Would I like dating me?
My answer these days is a shy, “not everyday🙃” – and we’re talking married in my case! While there are glimmers of the best version of me showing up in life and my relationship, I haven’t been my aligned self quite as consistently.
That being said, by asking myself some of the powerful questions I offer you below, I’ve been able to shift this- and fast.
We’re quick to point out what our partners aren’t doing right; we’re not quite as generous with our own self reflection – like, how am I doing as a partner?
Looking at yourself from the outside in can be scary to say the least. It may reveal a whole muddle puddle of crazy – and a whole lot of beauty, too.
Being honest about how you’re showing up in your relationships will undoubtedly reveal some of your shit. Like potentially where you need to upgrade and how you need to find your way back to the person your partner first loved.
This kind of honest self reflection is an important step in repairing, shifting and transforming your relationship.
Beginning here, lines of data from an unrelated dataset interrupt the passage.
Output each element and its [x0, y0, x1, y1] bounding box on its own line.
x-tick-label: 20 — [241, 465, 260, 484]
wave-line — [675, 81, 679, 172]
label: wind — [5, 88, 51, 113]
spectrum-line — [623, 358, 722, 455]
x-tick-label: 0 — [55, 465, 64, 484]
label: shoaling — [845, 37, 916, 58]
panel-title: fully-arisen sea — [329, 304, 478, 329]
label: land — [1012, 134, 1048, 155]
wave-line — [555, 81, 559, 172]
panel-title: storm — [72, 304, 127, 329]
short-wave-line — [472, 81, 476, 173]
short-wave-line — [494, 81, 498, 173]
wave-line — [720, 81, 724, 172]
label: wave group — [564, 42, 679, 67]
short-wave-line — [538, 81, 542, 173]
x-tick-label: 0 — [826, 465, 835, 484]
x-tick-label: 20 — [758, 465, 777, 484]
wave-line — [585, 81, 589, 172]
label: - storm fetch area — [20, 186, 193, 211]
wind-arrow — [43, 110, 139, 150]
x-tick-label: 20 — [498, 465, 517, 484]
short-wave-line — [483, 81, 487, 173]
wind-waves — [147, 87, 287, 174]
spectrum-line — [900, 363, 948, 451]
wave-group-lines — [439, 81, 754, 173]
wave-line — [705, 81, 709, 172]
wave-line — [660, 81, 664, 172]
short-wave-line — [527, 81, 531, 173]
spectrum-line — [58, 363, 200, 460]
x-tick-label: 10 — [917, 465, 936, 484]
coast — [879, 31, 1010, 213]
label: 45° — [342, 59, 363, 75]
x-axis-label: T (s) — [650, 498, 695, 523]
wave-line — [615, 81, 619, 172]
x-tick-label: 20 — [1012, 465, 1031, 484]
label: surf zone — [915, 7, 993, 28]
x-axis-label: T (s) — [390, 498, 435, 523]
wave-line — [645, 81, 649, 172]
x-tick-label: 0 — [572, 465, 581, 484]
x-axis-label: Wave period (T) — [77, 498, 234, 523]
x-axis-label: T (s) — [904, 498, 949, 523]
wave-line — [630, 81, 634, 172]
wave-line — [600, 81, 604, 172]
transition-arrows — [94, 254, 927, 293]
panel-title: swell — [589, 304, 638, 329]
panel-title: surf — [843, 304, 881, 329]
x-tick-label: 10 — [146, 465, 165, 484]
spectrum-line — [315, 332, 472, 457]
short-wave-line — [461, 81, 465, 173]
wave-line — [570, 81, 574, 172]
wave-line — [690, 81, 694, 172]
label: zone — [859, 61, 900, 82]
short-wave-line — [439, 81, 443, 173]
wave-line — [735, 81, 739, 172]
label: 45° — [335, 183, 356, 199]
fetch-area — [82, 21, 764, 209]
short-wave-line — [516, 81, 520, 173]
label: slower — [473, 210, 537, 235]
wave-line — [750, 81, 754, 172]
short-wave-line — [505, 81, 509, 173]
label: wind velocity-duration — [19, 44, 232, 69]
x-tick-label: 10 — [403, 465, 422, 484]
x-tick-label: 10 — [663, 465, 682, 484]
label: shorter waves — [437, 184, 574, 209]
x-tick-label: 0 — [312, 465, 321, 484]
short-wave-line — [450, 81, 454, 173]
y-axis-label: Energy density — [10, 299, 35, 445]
I wrote about this in a similar article, Taking Accountability in Your Relationships – this is simply a different way of saying the same thing: it’s time to pull up your boot straps and own yo sh*t.
Here are some questions to help get you started:
Which do you do more of – appreciate or criticize your partner?
Are you pleasant to be around?
Do you spend most of your time in a peaceful, joyful state – or a stressed out one?
Do you know how your partner likes to be loved (physical touch, words of affection, favours, etc)?
Do you love your partner the way they want to be loved – or the way you think they should want to be loved?
Are your expectations higher of your partner than they are of yourself?
Are you choosing love more often than (fill in the blank)?
These aren’t easy questions to ask – or answer.
But the more honest you are in your answers, the more progress you’ll make in being a better partner and inspiring and accepting nothing but great love.
Because the only person you have any control over in your relationship, is your self.
Our problems with others can so often be fixed by solving our own. But we neglect this simple solution and fixate on the things we wish we could change about others – which hardly gets us anywhere but seemingly feels much easier to do.
When you find yourself in a rut complaining about your partner, stop and ask yourself – would I like dating me?